Gabon : Quand les factures de la SEEG rattrapent les anciens puissants
La politique africaine réserve parfois de surprenantes revanches du réel. Des hommes et des femmes qui ont longtemps régné sans partage se retrouvent soudain confrontés à des obligations que le commun des mortels n'a jamais pu se permettre d'ignorer.
L a divulgation récente d'une liste de mauvais payeurs de la Société d'Énergie et d'Eau du Gabon (SEEG) en est une illustration éloquente. Derrière les chiffres et les noms, c'est toute une culture du privilège qui se dessine : celle d'une élite ayant longtemps considéré les services publics comme des acquis réservés à quelques-uns.
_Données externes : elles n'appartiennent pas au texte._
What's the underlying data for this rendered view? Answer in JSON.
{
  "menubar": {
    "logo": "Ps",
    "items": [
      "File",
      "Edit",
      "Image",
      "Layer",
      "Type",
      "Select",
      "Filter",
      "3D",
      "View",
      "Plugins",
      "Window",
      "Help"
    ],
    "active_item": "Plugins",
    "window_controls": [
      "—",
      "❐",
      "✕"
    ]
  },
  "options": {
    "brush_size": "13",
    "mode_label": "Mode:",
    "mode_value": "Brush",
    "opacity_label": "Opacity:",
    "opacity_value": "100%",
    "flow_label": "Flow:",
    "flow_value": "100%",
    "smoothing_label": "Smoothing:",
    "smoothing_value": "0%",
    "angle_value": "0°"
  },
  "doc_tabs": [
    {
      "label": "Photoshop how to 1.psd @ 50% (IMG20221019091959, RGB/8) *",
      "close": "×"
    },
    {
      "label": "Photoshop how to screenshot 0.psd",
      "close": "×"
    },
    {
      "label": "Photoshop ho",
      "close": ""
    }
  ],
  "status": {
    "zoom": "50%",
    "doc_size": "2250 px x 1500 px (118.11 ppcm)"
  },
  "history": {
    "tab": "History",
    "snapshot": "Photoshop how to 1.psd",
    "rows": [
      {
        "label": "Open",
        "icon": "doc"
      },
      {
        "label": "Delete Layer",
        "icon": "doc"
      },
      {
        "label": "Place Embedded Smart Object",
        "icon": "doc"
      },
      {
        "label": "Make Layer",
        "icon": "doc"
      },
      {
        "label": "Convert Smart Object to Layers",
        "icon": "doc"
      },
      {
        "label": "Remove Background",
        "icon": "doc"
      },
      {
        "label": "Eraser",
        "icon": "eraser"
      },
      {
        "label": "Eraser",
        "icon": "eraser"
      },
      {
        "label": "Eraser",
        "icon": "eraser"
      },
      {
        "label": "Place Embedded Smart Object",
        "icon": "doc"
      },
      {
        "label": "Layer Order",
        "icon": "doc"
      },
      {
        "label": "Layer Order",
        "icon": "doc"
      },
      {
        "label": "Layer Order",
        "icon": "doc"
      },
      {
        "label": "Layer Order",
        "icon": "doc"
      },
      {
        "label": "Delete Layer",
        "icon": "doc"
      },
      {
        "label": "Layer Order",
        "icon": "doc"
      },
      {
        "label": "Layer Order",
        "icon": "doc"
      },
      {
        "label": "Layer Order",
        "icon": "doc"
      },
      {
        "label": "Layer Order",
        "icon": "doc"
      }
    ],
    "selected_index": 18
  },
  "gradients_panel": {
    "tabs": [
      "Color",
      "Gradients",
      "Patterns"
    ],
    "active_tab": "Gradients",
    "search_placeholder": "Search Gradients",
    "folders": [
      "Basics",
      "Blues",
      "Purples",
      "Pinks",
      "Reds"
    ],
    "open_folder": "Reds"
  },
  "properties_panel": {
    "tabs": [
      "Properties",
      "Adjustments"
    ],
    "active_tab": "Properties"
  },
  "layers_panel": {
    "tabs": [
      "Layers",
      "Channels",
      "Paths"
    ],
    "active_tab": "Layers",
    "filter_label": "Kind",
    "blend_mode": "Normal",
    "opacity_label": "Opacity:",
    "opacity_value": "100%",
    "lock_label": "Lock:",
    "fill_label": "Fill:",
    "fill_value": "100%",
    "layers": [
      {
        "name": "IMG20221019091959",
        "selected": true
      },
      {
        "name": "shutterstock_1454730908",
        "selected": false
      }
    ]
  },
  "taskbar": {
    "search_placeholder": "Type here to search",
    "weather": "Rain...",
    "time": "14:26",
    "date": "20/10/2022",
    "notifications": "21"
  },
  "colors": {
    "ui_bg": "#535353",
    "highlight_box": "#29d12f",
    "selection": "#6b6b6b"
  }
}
Le palmarès des débiteurs ressemble à un condensé de l'histoire politique récente du Gabon. On y croise des patronymes étroitement liés aux années du PDG : Bongo, Rogombé, Onanga Y'Obeghe, Matha, Moubelet ou encore Ngondet. Ces noms évoquent à eux seuls toute une période de la vie politique nationale.
Plus piquante encore est la présence supposée de Marie-Madeleine Mborantsuo, ancienne présidente de la Cour constitutionnelle. Que celle qui incarnait l'arbitrage suprême des règles républicaines puisse figurer parmi les débiteurs d'un opérateur public relève d'une ironie que la réalité seule peut produire.
Au-delà de l'anecdote, cette affaire délivre un message politique plus profond. Elle rappelle que l'exercice du pouvoir ne constitue jamais un bouclier permanent contre les règles ordinaires. Les dirigeants actuels auraient donc intérêt à méditer cette leçon. Ceux qui paraissaient hier intouchables sont aujourd'hui cités en exemple. Rien ne garantit que les responsables d'aujourd'hui ne seront pas confrontés demain au même retour du réel. Respecter la loi n'est pas seulement un principe moral : c'est aussi une forme de prudence politique.
L'affaire devient encore plus sensible lorsqu'on la compare au quotidien des citoyens ordinaires. Dans certains quartiers résidentiels comme la Sablière ou Akanda, certaines connexions auraient bénéficié d'une étonnante tolérance. Pendant ce temps, des ménages modestes se voyaient couper l'électricité pour quelques milliers de francs de retard.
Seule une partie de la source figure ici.